Saturday, January 4, 2014

Criss-Cross Applesauce and Portrait Hijinx

I can't even begin to express how ridiculously excited I am that we have officially hit a point where we are not busy every single day of the weekend. Tomorrow, I have exactly zero to do. I mean, I'm sure I probably should do a bunch of crap but I am required to do none of it. Well, nothing that requires leaving the confines of this apartment. That right there is enough to make my entire year and it's not even a full week in yet.
However...


Today was pure torture. For starters, I am not a huge fan of photography. Let's just say that I harbor a lot of insecurity. I used to be a smaller, more petite girl and now I've had three children and could absolutely use some exercise and diet control. However, I'll be honest when I say that I am not one to limit myself with portion control or the types of food that I eat and my physical limitations have kept me from doing the activity necessary to maintain my intake of food. So, that leave me at a "bit" of a disadvantage proportion wise. 


Anywho, today we were doing portraits with my man's family. We're all a dysfunctional sort (my family has always been this way so it's nothing new to me) and sometimes, we all just clash with our plethora of personalities. We chalk it up to, "We love big and fight big" but if we're honest with ourselves, it's usually us just being a bunch of assholes. I asked what the theme of the portraits would be (such as color coordination and whatnot) and was not given any input other than, "I don't do gimmicks." Fair enough. I decide that my family will be dressed in black and white with jeans and nice shoes. For those of you with the extra junk in the trunk (and everywhere else, for that matter) you probably are familiar with the fact that black is a little more slimming than say, oh, I don't know--white. Ick. White. Well, the clothes that I picked out for my little brood weren't good enough for the family portraits so the man and I were hijacked into some other clothes. I'm not going to lie that I am not only annoyed at this point but genuinely hurt. It's not like we looked like a bunch of bums (although I know for a fact that that word exactly was used). Our children were going to be dressed in brand new stark white shirts with nice new jeans and shoes and the hubster and I were in nice black T-shirts (form-fitting) so maybe it's not a pressed button-up but what the hell am I supposed to go on when given no direction? I was told more "casual" so... I went with casual. So now, I'm grouchy because there was no reason I should have spent the past few days stressing over (and purchasing) the clothes we got because we weren't allowed to wear them anyways. *grumble* 


No problem, I'm going to play along because his sister went through the trouble of setting this up. I figure we'll have time to change if we don't like how we look in the clothes. So, we all leave and we start to follow his sister. We figure she knows where she is going since she set up the appointment. Apparently, she was going to slow for him so he asked me to look up the place on Google Maps and follow the directions. He passes her and we travel a ways and he passes someone on the right---on the right?---yes, on the right. I tell him that we were almost at our exit (one of the few that is on the left hand side of the interstate) and he should have passed on the left. Suddenly, there is our exit. POOF! He careens like a crazy person into the far left lane and exits. Next thing he knows, his phone is ringing. He answers it and it is his sister, screaming at him because she missed the exit because he was driving like a maniac. I grant her that he was maneuvering like a stunt driver but I'm totally baffled as to how someone can set up an appointment at a studio and have no knowledge of it's location. Also, if you are planning on following someone, you need to let them know or else they won't drive like someone is following them.
Needless to say, after much grouching from the hubster and I (his dad was in the van with us) we make it to the studio and so does his sister. He's still getting the cold shoulder from his mom and sister and my temper is starting to boil over. I take the toddler and go hang out in the van while the photographer sets up, trying to get my blood pressure down. 

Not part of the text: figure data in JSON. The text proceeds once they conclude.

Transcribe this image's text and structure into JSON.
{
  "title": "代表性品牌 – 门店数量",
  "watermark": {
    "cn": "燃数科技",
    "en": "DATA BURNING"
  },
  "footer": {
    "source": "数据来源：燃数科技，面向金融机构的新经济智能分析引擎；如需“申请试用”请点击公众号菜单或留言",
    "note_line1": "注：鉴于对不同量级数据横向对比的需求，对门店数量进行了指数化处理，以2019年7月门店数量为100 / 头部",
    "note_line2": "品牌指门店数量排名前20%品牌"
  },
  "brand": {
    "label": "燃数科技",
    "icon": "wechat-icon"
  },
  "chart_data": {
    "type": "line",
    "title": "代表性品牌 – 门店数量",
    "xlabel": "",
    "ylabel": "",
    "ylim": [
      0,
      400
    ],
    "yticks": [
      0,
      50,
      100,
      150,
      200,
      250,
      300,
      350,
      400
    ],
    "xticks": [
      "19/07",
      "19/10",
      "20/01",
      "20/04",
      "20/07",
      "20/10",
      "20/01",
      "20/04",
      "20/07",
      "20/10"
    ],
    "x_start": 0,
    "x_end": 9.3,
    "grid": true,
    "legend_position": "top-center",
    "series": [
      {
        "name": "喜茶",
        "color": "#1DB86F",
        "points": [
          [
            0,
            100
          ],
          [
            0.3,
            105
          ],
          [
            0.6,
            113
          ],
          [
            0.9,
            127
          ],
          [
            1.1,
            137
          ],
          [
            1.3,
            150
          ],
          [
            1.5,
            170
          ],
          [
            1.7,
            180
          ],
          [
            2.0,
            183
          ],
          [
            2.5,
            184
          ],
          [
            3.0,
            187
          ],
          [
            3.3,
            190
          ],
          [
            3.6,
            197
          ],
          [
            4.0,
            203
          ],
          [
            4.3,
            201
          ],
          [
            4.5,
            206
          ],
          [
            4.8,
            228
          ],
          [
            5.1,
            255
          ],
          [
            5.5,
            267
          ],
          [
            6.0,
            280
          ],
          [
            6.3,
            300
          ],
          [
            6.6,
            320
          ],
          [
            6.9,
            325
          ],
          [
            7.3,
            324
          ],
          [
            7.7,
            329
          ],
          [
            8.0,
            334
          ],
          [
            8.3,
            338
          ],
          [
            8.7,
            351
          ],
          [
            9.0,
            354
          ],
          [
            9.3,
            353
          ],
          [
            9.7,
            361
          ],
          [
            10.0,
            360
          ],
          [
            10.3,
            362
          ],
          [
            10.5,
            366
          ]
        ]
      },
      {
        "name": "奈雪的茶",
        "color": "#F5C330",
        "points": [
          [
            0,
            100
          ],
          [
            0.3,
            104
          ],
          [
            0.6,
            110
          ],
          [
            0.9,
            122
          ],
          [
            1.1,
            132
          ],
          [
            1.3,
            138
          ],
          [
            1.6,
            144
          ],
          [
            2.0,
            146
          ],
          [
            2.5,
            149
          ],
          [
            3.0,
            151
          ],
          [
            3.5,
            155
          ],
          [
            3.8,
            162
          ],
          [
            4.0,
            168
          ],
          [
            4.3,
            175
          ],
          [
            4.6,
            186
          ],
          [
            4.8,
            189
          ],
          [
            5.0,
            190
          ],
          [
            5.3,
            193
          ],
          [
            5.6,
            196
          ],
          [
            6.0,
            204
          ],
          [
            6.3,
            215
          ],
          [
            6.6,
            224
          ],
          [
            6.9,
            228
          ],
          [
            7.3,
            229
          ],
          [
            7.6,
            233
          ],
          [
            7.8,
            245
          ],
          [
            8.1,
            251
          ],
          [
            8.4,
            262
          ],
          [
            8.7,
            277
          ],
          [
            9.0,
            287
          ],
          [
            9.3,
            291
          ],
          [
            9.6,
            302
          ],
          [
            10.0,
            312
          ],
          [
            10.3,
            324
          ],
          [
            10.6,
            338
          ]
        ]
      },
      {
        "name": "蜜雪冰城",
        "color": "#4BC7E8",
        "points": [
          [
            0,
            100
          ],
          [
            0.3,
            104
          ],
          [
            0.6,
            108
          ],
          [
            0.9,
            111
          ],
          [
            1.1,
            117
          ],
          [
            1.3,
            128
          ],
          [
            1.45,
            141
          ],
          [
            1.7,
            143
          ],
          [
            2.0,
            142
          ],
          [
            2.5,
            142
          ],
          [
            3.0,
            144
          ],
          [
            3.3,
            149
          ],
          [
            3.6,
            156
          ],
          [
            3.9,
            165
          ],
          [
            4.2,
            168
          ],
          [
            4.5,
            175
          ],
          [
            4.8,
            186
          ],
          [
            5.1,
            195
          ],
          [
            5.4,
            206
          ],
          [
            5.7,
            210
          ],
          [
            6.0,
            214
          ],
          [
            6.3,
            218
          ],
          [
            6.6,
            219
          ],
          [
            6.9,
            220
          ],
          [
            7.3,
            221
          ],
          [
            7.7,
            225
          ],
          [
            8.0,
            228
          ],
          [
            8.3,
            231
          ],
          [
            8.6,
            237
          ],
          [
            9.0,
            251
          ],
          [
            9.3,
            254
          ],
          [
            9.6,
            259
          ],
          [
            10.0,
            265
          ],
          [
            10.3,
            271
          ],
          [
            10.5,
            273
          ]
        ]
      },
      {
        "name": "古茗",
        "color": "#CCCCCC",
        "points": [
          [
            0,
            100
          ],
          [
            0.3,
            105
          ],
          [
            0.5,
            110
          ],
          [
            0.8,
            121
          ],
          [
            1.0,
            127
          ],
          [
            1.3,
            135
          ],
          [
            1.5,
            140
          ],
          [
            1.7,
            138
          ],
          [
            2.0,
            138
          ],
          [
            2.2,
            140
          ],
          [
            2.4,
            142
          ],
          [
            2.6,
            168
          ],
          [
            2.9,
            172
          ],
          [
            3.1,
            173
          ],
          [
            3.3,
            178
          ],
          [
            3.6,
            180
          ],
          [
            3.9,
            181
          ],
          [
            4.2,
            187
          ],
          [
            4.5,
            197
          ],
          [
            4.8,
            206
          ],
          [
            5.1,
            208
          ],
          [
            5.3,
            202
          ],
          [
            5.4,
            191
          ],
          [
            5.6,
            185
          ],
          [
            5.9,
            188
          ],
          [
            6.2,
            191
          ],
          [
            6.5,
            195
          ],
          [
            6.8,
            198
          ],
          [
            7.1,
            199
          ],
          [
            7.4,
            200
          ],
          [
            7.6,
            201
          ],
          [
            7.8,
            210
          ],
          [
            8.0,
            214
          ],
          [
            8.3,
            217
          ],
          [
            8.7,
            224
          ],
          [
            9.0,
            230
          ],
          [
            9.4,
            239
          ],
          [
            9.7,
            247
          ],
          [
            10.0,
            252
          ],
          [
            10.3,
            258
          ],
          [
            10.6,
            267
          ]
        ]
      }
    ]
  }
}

Look, I know this is insanely hypocritical coming from someone who yells at the slightest provocation but you really can't treat people like that. At the very least, you should fucking try to regulate your emotions and you should try to treat people that do you a lot of favors (such as siphoning out a poop hole) with respect. And as much as I care about his family it seems like my guy is shit on more than he is respected. And it saddens me that he gets it from everywhere he goes. The exception is that I am actively trying to become a better person and maintain my disorder. Most of his relatives do no such thing. (Granted, neither do mine, so that is something we both have in common.) 


I will say that I was blessed with some lunch at Ted's (delicioso!), got a new couch that will fit in swimmingly with our living room at the house and also got to have coffee with my pregnant friend--well, I had coffee, she had water and several trips to the bathroom. But now, I am at home with all three of my handsome men and my beautiful little girlie girl and am going to snuggle up to watch some Supernatural. I am such a Castiel fangirl, it's ridic. It's so ridic it makes me type things like "ridic." Okay, now I'm going to go let my brain turn to sludge for the next hour or two and then crash like Enron.